Je n'ai jamais eu le sens de la famille. Rien d'étonnant à cela. Mes parents ont passé la majeure partie de leur vie à tenter de s'autodétruire mutuellement, physiquement, psychologiquement, juridiquement. Mes oncles et tantes maternels sont des gens très gentils, mais je n'éprouve pas de plaisir à les fréquenter, n'ayant que peu d'atomes crochus avec eux. Quant à mes oncles et tantes paternels, ils cumulent tout ce que je ne supporte pas chez autrui : la famille juive inquisitrice et castratrice qui se mêle de vos affaires et vous juge rabaisse continuellement, la religiosité aveugle, l'esprit de clan, les discussions où le hurlement hystérique et l'indignation outrée tient lieu d'argument.

Je fuis comme la peste toute réunion familiale obligatoire, fêtes de Noël ou anniversaires – et mes collègues de boulot m'adorent, moi qui me porte toujours volontaire pour les astreintes les nuits de Noël ou du nouvel an, moi qui me rue sur toute mission à l'autre bout de la France dès lors qu'on est en période de fêtes.

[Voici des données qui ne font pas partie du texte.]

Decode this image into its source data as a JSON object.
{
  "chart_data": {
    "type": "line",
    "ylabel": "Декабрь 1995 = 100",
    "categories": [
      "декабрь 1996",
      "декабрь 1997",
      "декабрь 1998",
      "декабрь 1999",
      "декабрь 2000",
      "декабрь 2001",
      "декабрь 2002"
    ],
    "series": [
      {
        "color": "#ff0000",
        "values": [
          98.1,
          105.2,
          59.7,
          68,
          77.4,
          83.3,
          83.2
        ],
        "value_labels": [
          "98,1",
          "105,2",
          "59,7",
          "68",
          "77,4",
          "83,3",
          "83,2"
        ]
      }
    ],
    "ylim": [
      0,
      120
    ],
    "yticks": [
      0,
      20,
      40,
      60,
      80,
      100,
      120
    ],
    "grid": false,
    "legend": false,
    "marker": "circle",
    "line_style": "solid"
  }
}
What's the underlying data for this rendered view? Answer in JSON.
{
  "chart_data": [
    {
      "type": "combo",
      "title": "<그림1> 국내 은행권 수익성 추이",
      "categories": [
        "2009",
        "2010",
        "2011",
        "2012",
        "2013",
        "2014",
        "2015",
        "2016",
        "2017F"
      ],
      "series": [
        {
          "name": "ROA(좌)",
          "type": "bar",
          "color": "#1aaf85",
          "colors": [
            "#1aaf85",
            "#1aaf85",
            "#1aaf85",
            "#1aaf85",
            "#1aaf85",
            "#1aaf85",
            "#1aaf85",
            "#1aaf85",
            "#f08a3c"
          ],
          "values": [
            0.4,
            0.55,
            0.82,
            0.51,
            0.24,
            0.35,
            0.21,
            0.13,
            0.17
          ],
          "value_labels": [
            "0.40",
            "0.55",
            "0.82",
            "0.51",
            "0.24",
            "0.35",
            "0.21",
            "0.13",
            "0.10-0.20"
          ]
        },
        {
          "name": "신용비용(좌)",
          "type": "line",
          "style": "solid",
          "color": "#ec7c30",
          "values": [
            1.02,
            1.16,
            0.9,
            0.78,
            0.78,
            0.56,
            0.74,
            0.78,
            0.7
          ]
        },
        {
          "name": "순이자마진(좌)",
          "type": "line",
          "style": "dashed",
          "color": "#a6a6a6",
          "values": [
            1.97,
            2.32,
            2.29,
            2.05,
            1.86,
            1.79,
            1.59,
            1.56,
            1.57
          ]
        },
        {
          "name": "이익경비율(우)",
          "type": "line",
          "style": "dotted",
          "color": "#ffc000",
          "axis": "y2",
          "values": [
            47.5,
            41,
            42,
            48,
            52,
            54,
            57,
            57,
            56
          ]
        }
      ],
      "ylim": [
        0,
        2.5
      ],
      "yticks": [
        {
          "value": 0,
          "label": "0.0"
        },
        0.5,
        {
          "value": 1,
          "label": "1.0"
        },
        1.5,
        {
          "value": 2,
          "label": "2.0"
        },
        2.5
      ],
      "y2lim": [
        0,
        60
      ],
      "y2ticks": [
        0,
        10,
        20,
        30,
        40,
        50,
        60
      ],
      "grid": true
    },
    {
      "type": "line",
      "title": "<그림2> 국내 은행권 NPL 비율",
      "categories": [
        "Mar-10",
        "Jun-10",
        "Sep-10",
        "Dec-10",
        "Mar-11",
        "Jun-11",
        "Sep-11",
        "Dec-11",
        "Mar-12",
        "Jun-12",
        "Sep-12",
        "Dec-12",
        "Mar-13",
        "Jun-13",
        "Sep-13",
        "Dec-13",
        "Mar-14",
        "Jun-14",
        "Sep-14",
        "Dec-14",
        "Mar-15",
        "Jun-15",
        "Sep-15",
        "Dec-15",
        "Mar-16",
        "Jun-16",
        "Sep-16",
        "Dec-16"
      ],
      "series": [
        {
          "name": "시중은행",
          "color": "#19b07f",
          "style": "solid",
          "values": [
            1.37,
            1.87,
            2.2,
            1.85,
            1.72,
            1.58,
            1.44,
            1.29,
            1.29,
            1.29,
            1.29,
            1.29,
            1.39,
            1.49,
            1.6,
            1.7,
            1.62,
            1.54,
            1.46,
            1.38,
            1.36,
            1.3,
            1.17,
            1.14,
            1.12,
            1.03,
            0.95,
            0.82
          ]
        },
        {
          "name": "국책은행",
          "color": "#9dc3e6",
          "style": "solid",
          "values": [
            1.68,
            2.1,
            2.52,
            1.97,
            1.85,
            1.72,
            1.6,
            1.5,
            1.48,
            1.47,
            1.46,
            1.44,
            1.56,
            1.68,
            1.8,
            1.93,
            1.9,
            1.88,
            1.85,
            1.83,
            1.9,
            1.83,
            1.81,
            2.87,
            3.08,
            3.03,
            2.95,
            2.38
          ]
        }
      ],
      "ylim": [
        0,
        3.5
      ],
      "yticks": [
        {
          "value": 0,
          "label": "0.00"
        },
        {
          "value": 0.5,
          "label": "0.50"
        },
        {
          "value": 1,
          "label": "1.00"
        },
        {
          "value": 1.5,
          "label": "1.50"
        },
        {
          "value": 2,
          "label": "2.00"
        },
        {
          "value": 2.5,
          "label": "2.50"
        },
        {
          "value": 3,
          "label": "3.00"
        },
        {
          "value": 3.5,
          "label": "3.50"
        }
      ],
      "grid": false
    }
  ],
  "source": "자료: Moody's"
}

Mais à vivre avec Vénus, je me réconcilie peu à peu avec la notion de famille. Chez elle, les parents sont aimants et équilibrés, les oncles et tantes sont agréables et cultivés, les repas de famille sont de vraies fêtes où tout le monde s'amuse. Je découvre un monde inconnu pour moi. Au point qu'en 1996, j'accepte même de passer le réveillon de Noël avec eux. Et à ma grande surprise, j'y prends un grand plaisir !

Évidemment, ça ne dure pas. La rupture de nos fiançailles l'année suivante me ramène d'un coup à mes vieux schémas négatifs. Pire, mon homosexualité nouvellement assumée aggrave encore mes relations conflictuelles avec mes oncles et tantes les plus conservateurs. Oh, ce n'est pas qu'ils désapprouvent ma sexualité ! C'est juste qu'ils sont incapables de l'intégrer vraiment et agissent comme si elle n'existait pas, s'étonnant ouvertement à chaque fois que nous nous voyons de ce que je ne sois pas encore marié à mon âge et me pressant de recommandations pour draguer les belles jeunes femmes. Le déni ostensible, voilà qui est peut-être pire que le rejet. Crétins !

Vraiment, je n'ai jamais eu le sens de la famille. Ça a failli cette année-là, mais finalement non.